- Genre: Drama Social issue
- Created by: Yash A Patnaik
- Based on: Gauna
- Screenplay by: Gurmeet Kaur Udayan
- Story by: Mamta Patnaik Gurmeet Kaur Udayan
- Directed by: Ismail Umar Khan
- Starring: Krutika Desai; Rohit Purohit;
- Country of origin: India
- Original language: Hindi
- No. of seasons: 1
- No. of episodes: 150

Production
- Producer: Yash A Patnaik
- Camera setup: Multi-camera
- Running time: 22-24 minutes
- Production companies: Beyond Dreams Entertainment Inspire Films

Original release
- Network: Shemaroo Umang
- Release: 10 July – 30 December 2023

= Gauna – Ek Pratha =

2023 Indian drama television series

Gauna – Ek Pratha is an Indian Hindi-language Drama television series that premiered on 10 July 2023 on Shemaroo Umang. It stars Krutika Desai and Rohit Purohit. This show was produced by Yash A Patnaik and Mamta Patnaik under the banner of Beyond Dreams Entertainment and Inspire Films.

==Plot==
A woman marries her childhood lover under Gauna pratha, He decides to pursue his dreams.

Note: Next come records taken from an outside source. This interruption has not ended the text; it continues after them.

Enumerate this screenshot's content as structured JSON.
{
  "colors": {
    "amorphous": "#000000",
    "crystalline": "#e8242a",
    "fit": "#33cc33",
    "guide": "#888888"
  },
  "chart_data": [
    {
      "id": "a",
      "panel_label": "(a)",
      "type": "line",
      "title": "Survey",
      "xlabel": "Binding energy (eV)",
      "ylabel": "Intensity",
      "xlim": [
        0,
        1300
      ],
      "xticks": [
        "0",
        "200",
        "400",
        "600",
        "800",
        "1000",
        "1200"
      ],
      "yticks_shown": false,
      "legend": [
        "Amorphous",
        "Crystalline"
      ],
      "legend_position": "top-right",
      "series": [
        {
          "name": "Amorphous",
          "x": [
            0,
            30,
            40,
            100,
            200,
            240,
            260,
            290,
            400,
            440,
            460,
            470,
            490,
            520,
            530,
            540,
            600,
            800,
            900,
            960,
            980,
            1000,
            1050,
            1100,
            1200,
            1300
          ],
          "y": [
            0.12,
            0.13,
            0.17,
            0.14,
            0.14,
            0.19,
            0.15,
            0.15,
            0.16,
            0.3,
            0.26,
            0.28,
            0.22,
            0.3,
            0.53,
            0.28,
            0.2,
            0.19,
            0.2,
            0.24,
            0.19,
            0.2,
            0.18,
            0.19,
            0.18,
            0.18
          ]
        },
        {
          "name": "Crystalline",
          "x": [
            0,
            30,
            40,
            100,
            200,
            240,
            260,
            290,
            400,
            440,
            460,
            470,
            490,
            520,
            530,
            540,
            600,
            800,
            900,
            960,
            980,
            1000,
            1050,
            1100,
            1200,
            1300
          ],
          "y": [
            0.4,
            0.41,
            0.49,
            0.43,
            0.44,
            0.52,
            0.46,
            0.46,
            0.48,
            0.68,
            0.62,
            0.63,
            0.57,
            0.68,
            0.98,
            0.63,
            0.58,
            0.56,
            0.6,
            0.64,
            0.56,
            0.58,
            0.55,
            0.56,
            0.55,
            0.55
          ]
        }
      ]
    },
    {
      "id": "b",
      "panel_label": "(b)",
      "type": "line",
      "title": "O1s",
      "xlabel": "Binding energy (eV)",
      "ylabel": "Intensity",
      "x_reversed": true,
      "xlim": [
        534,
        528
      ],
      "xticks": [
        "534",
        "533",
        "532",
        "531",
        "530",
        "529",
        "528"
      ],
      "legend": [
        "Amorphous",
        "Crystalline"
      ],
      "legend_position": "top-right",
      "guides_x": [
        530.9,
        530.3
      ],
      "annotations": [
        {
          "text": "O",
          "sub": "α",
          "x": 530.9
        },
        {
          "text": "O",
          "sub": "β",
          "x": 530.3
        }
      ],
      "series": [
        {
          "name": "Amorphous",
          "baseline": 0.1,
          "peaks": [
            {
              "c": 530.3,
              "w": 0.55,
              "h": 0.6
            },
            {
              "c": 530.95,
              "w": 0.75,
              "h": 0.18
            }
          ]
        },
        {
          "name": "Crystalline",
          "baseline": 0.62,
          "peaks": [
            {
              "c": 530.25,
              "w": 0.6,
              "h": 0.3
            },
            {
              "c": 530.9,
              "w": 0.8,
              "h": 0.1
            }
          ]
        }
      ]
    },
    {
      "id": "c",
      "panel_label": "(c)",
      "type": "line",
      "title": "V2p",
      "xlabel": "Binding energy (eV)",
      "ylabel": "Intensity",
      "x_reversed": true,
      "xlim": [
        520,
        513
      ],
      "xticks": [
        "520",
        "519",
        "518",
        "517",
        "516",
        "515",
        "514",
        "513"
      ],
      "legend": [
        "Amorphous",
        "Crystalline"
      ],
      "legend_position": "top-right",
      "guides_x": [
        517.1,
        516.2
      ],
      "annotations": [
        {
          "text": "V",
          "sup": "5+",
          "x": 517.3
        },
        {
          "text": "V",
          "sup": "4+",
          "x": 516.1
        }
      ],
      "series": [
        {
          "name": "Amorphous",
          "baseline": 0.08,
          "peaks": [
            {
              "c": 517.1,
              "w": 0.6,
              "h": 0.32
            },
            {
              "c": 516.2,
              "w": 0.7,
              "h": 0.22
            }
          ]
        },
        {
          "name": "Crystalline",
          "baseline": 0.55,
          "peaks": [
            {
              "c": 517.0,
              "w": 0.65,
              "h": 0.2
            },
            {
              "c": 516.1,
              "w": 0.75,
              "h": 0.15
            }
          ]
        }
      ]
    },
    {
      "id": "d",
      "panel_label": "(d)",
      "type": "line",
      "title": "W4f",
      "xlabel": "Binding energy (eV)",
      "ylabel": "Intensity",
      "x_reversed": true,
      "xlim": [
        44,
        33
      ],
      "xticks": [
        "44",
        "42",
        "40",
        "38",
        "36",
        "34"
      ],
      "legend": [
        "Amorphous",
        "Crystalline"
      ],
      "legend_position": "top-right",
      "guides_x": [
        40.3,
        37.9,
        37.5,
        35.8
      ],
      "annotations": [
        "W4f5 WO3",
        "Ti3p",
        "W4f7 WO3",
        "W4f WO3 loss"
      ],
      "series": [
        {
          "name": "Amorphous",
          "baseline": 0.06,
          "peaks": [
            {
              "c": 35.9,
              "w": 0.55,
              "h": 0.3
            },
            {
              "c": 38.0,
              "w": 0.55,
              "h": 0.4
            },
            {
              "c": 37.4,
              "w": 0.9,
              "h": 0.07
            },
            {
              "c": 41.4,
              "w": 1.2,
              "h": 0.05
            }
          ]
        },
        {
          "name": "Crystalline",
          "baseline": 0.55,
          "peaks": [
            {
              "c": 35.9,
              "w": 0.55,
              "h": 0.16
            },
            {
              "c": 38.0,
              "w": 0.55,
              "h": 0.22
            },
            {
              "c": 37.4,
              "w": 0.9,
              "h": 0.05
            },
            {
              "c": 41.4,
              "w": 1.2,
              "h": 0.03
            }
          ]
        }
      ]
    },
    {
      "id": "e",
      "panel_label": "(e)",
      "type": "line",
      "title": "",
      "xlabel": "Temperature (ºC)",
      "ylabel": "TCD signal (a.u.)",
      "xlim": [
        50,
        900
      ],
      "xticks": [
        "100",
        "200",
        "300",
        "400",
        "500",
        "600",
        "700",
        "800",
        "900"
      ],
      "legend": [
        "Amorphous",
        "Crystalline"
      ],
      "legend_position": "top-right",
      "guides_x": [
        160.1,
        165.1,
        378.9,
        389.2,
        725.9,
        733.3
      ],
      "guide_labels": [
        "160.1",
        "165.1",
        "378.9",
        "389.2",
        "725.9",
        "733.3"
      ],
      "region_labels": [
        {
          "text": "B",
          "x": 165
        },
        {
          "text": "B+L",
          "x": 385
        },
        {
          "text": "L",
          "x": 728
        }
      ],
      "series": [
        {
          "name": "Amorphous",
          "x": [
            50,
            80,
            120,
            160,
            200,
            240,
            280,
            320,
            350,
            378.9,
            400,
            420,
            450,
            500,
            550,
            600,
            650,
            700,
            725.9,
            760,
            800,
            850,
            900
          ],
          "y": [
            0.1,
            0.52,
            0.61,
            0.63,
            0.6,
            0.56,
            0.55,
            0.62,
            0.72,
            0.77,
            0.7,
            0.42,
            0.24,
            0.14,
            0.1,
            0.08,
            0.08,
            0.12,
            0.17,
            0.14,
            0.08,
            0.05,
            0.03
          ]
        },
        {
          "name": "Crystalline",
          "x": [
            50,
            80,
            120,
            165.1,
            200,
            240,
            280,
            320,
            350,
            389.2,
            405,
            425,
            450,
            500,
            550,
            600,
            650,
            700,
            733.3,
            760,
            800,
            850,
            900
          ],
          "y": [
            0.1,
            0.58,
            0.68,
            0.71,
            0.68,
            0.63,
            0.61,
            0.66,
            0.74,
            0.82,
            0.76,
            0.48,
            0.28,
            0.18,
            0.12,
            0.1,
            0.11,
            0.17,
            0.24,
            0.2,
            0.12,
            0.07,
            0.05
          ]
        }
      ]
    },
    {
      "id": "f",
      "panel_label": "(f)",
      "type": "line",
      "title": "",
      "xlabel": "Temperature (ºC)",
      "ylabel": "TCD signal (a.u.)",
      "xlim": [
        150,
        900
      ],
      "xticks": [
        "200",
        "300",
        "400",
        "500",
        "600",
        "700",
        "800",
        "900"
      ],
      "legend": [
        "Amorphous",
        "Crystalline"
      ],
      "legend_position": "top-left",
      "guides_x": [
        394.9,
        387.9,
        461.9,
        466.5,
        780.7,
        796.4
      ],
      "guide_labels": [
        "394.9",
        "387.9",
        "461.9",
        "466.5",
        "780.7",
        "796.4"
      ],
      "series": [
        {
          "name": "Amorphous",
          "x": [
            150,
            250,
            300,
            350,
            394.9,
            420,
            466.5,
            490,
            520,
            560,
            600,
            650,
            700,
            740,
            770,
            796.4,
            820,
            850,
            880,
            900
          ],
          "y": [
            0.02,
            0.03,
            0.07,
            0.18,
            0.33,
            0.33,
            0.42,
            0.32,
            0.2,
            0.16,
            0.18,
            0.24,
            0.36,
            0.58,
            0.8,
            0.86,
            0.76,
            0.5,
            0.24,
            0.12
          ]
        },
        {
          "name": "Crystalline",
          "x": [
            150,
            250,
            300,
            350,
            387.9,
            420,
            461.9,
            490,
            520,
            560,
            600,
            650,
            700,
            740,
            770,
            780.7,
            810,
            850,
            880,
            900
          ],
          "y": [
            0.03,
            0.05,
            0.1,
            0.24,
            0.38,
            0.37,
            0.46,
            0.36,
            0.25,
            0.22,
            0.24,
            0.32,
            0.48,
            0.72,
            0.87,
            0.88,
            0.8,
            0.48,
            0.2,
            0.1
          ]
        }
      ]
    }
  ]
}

After she grows older, will he come to claim her, or will he lose his love for her?

==Cast==
- Krutika Desai as Gehna Singh Chaudhary
- Rohit Purohit as Gaurav Shukla
- Akhil Vaid as Dheeraj Singh Chaudhary
- Parvati Sehgal as Urvashi Singh Chaudhary
- Nirbhay Thakur
- Ankit Sharma
- Jatin Shah as Vansh Agnihotri
- Yogendra Kumeria as Mahendra Singh Chaudhary
- Papiya Sengupta as Sudha Mahendra Singh Chaudhary
- Rohit Chaudhary as Teja

== Production ==
The series was announced on Shemaroo Umang by Inspire Films. Rohit Purohit and Krutika Desai were signed as the leads. The first promo was released in June 2023. The plot of the show mention the Gauna practice.